Wir haben wiederholt kritisch über Wirksamkeit und
Sicherheit der Thiazolidindione in der Therapie des Diabetes mellitus Typ 2 und
zur Diabetesprophylaxe bei verminderter Glukosetoleranz berichtet (4-7).
Wirksamkeitsnachweise liegen nur zur Verbesserung von Surrogatparametern wie
Blutzuckerspiegel und HbA1c vor. Die günstige Beeinflussung
klinischer Endpunkte, d.h. die Reduktion diabetischer Komplikationen,
kardiovaskulärer Morbidität und Letalität, ist dagegen nicht belegt (8).
Thiazolidindione können zu Flüssigkeitsretention und
Ödemen und zum Auftreten oder Verstärken einer Herzinsuffizienz führen. Deshalb
sind sie bei Patienten mit Herzinsuffizienz (NYHA Klassen I bis IV)
kontraindiziert. Für Rosiglitazon liegen Hinweise auf ein erhöhtes
Myokardinfarktrisiko vor, außerdem treten Hyperlipidämien auf. Als weitere
wesentliche unerwünschte Arzneimittelwirkungen (UAW) unter Thiazolidindionen
sind u.a. Leberfunktionsstörungen, Gewichtszunahme und Anämie bekannt. Daneben
mehren sich die Belege dafür, dass Thiazolidindione die Knochendichte verringern
und das Frakturrisiko erhöhen können, insbesondere bei Frauen.
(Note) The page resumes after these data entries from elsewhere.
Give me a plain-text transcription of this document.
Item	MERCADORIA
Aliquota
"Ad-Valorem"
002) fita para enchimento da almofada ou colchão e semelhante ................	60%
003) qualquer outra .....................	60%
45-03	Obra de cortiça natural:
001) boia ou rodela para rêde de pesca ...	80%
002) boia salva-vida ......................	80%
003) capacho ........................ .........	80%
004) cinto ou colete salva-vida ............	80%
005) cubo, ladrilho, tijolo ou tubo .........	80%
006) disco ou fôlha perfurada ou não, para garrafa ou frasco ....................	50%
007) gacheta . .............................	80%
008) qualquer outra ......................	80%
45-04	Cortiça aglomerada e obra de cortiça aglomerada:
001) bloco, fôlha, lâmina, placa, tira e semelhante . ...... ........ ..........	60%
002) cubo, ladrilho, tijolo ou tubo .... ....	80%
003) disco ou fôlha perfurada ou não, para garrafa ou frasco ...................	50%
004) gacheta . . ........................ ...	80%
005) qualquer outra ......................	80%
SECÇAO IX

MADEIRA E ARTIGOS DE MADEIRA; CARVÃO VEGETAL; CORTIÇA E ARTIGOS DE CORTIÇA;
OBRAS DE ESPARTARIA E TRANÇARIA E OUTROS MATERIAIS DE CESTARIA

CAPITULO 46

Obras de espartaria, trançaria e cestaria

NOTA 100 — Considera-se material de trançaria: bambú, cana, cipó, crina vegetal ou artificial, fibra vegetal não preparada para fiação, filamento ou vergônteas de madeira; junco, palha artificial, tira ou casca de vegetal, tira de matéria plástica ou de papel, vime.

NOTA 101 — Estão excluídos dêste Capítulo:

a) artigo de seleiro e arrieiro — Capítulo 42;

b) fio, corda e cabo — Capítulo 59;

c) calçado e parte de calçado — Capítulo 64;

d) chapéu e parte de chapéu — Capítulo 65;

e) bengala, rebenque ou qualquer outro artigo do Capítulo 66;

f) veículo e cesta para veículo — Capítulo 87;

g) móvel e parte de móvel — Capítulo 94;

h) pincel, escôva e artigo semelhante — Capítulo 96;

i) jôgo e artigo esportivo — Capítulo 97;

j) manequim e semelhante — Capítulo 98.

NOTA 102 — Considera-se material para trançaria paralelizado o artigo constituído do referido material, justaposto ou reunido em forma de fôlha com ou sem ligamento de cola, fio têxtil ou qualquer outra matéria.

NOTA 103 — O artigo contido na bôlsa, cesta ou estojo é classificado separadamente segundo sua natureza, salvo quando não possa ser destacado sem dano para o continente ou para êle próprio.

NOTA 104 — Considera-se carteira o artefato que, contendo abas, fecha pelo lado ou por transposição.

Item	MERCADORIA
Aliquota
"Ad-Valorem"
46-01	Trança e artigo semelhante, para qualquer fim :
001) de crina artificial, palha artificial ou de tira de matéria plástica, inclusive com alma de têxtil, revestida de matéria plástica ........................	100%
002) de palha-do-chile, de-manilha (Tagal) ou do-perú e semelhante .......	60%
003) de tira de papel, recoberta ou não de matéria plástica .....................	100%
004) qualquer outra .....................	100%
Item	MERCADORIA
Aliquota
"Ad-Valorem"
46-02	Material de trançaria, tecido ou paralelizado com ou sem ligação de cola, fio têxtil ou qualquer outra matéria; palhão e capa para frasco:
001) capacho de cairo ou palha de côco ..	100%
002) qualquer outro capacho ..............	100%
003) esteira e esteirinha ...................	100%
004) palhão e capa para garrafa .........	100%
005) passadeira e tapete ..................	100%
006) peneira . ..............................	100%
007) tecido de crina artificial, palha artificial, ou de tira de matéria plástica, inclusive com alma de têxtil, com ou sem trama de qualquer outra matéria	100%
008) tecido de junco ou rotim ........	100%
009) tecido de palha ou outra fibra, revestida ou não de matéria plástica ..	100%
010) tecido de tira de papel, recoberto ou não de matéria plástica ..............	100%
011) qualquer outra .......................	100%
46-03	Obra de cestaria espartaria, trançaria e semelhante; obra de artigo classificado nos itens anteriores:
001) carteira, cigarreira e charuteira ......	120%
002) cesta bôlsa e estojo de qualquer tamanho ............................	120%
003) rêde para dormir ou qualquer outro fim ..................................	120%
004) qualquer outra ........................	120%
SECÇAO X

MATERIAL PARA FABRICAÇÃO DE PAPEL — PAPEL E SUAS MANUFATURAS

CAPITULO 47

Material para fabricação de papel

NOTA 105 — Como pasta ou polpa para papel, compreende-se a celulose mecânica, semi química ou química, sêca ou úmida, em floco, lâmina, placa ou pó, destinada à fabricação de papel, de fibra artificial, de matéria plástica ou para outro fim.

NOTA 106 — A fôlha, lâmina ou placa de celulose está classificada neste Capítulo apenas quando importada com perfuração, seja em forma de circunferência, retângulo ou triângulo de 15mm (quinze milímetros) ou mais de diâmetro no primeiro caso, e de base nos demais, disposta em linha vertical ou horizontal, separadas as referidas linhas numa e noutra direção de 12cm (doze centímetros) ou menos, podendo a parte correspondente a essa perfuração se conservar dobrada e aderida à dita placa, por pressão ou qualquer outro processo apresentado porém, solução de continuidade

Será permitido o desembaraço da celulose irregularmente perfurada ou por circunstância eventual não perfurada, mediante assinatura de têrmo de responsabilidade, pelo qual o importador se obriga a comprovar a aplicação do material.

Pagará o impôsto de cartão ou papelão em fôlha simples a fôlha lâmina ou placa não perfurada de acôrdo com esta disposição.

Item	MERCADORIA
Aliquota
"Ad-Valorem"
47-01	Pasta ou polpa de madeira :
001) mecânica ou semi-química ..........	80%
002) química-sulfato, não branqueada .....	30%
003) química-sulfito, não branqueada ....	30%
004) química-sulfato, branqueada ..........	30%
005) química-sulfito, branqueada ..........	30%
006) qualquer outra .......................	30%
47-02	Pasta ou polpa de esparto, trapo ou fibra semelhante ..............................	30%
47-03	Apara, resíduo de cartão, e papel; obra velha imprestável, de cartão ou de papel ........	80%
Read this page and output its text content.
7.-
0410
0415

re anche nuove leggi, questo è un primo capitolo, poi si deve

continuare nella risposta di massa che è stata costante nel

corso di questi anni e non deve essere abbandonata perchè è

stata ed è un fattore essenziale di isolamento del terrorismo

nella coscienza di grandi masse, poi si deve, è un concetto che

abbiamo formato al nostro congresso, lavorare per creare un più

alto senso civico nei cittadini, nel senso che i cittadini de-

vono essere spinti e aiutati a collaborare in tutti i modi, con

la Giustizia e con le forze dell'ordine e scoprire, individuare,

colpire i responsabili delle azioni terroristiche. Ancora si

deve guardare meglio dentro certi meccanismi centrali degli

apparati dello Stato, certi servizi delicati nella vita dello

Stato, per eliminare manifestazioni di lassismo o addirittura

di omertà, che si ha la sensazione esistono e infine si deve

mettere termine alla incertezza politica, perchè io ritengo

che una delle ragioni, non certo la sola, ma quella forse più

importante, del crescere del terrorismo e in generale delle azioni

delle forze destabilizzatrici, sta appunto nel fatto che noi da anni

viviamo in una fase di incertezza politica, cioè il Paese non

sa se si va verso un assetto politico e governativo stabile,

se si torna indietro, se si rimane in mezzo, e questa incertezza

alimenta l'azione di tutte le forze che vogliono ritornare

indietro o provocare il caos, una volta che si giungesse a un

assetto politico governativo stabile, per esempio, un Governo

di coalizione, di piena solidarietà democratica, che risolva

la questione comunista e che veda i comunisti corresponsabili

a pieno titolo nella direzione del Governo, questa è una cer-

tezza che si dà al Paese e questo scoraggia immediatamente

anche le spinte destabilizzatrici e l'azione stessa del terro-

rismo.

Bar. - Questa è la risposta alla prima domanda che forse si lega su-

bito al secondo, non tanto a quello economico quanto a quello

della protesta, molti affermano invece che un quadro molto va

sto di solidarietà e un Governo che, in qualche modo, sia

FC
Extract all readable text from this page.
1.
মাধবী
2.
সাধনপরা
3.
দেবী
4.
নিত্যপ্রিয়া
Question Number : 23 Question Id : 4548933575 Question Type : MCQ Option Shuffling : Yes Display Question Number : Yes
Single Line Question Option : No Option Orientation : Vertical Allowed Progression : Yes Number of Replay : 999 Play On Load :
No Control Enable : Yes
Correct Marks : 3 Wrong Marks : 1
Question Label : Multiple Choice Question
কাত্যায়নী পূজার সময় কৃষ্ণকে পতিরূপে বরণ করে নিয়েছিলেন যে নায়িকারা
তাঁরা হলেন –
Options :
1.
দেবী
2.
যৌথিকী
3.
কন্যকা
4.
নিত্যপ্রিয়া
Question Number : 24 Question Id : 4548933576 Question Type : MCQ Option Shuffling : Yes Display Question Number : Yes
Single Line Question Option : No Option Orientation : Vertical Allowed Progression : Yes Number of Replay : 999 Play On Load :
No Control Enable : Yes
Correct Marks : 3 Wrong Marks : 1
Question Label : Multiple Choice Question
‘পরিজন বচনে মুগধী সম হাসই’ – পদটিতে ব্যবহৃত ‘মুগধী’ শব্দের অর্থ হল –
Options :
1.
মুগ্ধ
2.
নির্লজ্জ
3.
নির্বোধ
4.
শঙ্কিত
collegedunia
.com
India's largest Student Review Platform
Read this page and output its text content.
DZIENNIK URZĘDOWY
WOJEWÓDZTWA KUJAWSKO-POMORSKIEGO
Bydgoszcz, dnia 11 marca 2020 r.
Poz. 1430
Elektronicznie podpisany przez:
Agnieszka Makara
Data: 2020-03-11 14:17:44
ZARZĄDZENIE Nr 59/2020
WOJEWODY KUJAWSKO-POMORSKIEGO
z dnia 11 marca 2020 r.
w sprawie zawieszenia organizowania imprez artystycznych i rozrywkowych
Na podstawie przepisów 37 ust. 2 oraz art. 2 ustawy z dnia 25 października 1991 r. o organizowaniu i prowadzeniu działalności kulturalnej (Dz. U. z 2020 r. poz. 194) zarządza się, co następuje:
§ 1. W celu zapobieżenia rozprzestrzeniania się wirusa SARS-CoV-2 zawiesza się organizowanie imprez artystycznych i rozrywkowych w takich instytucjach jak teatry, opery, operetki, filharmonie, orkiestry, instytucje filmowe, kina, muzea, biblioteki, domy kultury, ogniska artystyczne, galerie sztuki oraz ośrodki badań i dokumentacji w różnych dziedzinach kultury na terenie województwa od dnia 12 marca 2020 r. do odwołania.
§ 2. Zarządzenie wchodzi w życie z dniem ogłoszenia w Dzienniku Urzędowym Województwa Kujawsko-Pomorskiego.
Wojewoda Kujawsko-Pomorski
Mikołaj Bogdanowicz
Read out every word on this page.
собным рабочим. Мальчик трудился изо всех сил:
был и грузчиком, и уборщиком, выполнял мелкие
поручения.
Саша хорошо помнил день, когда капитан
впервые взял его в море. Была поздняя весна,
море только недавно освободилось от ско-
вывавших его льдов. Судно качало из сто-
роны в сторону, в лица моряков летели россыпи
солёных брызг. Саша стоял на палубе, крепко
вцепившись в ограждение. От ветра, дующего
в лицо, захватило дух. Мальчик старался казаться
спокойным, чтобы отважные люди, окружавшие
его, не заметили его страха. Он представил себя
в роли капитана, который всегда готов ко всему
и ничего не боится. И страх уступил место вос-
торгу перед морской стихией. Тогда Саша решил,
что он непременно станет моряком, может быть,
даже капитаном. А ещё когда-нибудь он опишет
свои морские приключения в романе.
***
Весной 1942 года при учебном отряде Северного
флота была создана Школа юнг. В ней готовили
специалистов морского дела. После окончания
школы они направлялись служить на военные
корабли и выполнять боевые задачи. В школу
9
Schon 2007
wurden von den Herstellerfirmen Rote-Hand-Briefe veröffentlicht, in denen vor einer
erhöhten Inzidenz von Frakturen (Oberarme, Hände, Füße) bei Frauen unter
Langzeitbehandlung mit Rosiglitazon- bzw. Pioglitazon-haltigen Arzneimitteln gewarnt
wird (9, 10). In einer kürzlich veröffentlichten Metaanalyse von zehn
randomisierten, kontrollierten Studien mit insgesamt 13 715 Patienten und
zwei Beobachtungsstudien mit insgesamt 31 679 Patienten zeigte sich unter
einer Langzeitbehandlung mit Thiazolidindionen eine Verdopplung des Frakturrisikos
bei Frauen, bei Männern dagegen nicht (11).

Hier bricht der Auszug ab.